Yom HaShoah – Holocaust Remembrance Day

Written by Matthew Erlich
Member – Speakers’ Bureau for the Holocaust Center for Humanity
Board Member – Temple Beth El
Former Board Member – Associated Ministriesholocaust photo

Felicia Lewkowicz was a once a young girl.

Born in Krakow, Poland, in 1924, she had six siblings, a father, Zygmund, who worked as a carpenter and a mother, Rozalia, who worked doing housework for other families. Of course, Felicia had her beloved nanny Helcha.

What happened next is the story of the Nazi genocide known as the Holocaust. Yom Hashoah, Holocaust Remembrance Day, is marked from sundown to sundown, May 4-5 this year. The remembrance began in Israel in 1953 and was selected between the date when the Warsaw uprising began, and Israeli independence day.

It is difficult to relay my mother’s Holocaust experience in a blog post. In some ways, it’s unfair to her memory and to the six million who died. How can the horror be discussed in a mere 300 words. The answer: It can’t – nor can the lessons of the Holocaust. But, we must try…

In Felicia’s case, as a young girl of 16, the Krakow ghetto was established and her family split.

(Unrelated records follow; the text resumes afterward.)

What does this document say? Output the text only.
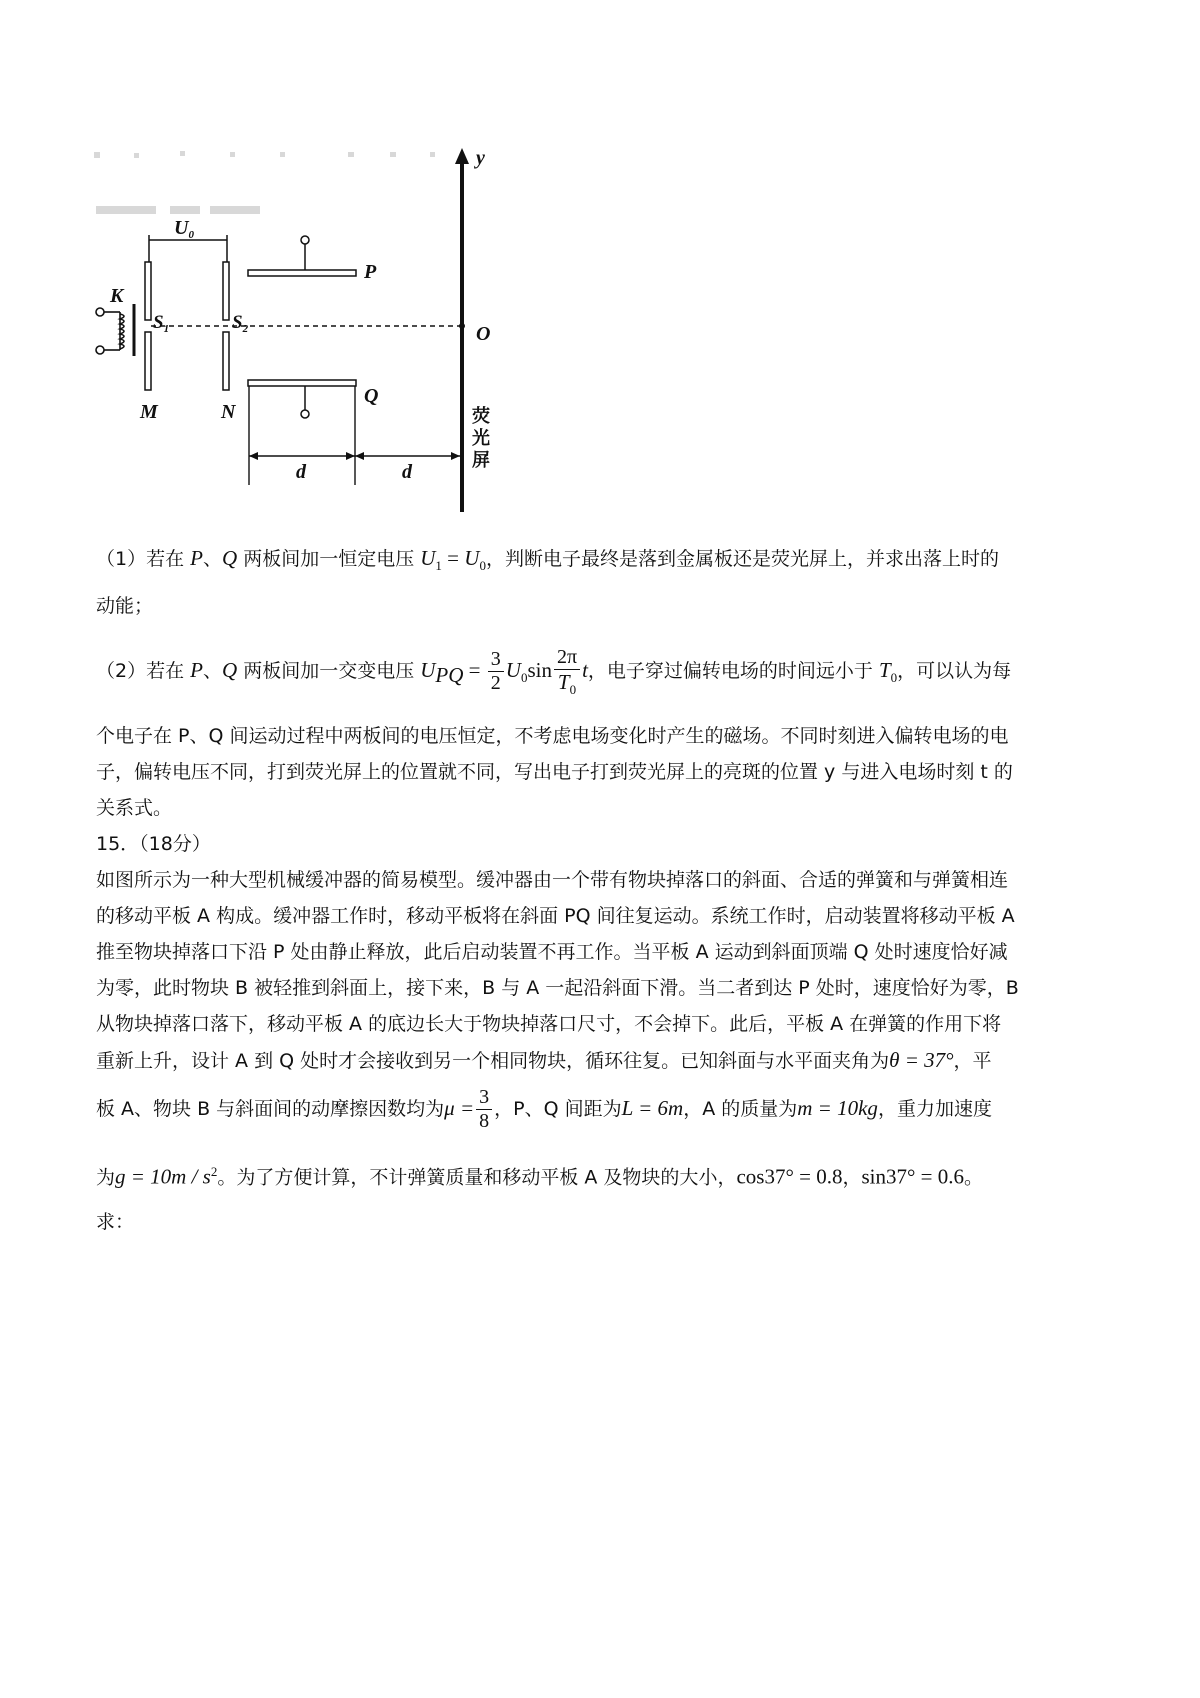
y
$U_0$
K
$S_1$	$S_2$	O
M	N
P
Q
d	d
荧
光
屏
（1）若在 P、Q 两板间加一恒定电压 $U_1 = U_0$，判断电子最终是落到金属板还是荧光屏上，并求出落上时的
动能；
（2）若在 P、Q 两板间加一交变电压 $U_{PQ} = \frac{3}{2} U_0\sin \frac{2\pi}{T_0}$ t，电子穿过偏转电场的时间远小于 $T_0$，可以认为每
个电子在 P、Q 间运动过程中两板间的电压恒定，不考虑电场变化时产生的磁场。不同时刻进入偏转电场的电
子，偏转电压不同，打到荧光屏上的位置就不同，写出电子打到荧光屏上的亮斑的位置 y 与进入电场时刻 t 的
关系式。
15．（18分）
如图所示为一种大型机械缓冲器的简易模型。缓冲器由一个带有物块掉落口的斜面、合适的弹簧和与弹簧相连
的移动平板 A 构成。缓冲器工作时，移动平板将在斜面 PQ 间往复运动。系统工作时，启动装置将移动平板 A
推至物块掉落口下沿 P 处由静止释放，此后启动装置不再工作。当平板 A 运动到斜面顶端 Q 处时速度恰好减
为零，此时物块 B 被轻推到斜面上，接下来，B 与 A 一起沿斜面下滑。当二者到达 P 处时，速度恰好为零，B
从物块掉落口落下，移动平板 A 的底边长大于物块掉落口尺寸，不会掉下。此后，平板 A 在弹簧的作用下将
重新上升，设计 A 到 Q 处时才会接收到另一个相同物块，循环往复。已知斜面与水平面夹角为θ = 37°，平
板 A、物块 B 与斜面间的动摩擦因数均为$\mu = \frac{3}{8}$ ，P、Q 间距为L = 6m，A 的质量为m = 10kg，重力加速度
为$g = 10m / s^2$。为了方便计算，不计弹簧质量和移动平板 A 及物块的大小，cos37° = 0.8，sin37° = 0.6。
求：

She managed to escape to Vienna, where she was ultimately arrested and taken to the Nazi death camp Auschwitz in August 1944. There is no way to describe the living conditions to a modern audience. In about October 1944, she was transferred to Bergen-Belsen, a camp in Germany. It is here she found a friend from Krakow, Estia, who saved her life when Felicia suffered from typhus.

The British liberated the camp in April 1945, when Felicia was barely 21. She eventually met the man who would be my dad, Arthur Erlich, at a Displaced Person’s camp. Felicia also found her eldest sister, Lola, who had left Krakow and eloped to Paris. The rest of her family either died when the Krakow ghetto was liquidated, in another town called Tarnow, or in Auschwitz. We don’t really know. For his part, Arthur, also from Krakow, was studying in England when the war broke out. He lost everyone in his family except his brother.

What did my mother teach me as a result of the Holocaust: Challenge authority; fight for fairness and against bullies; help people in need.

Hey, that actually fits as a Tweet – I guess some things are possible.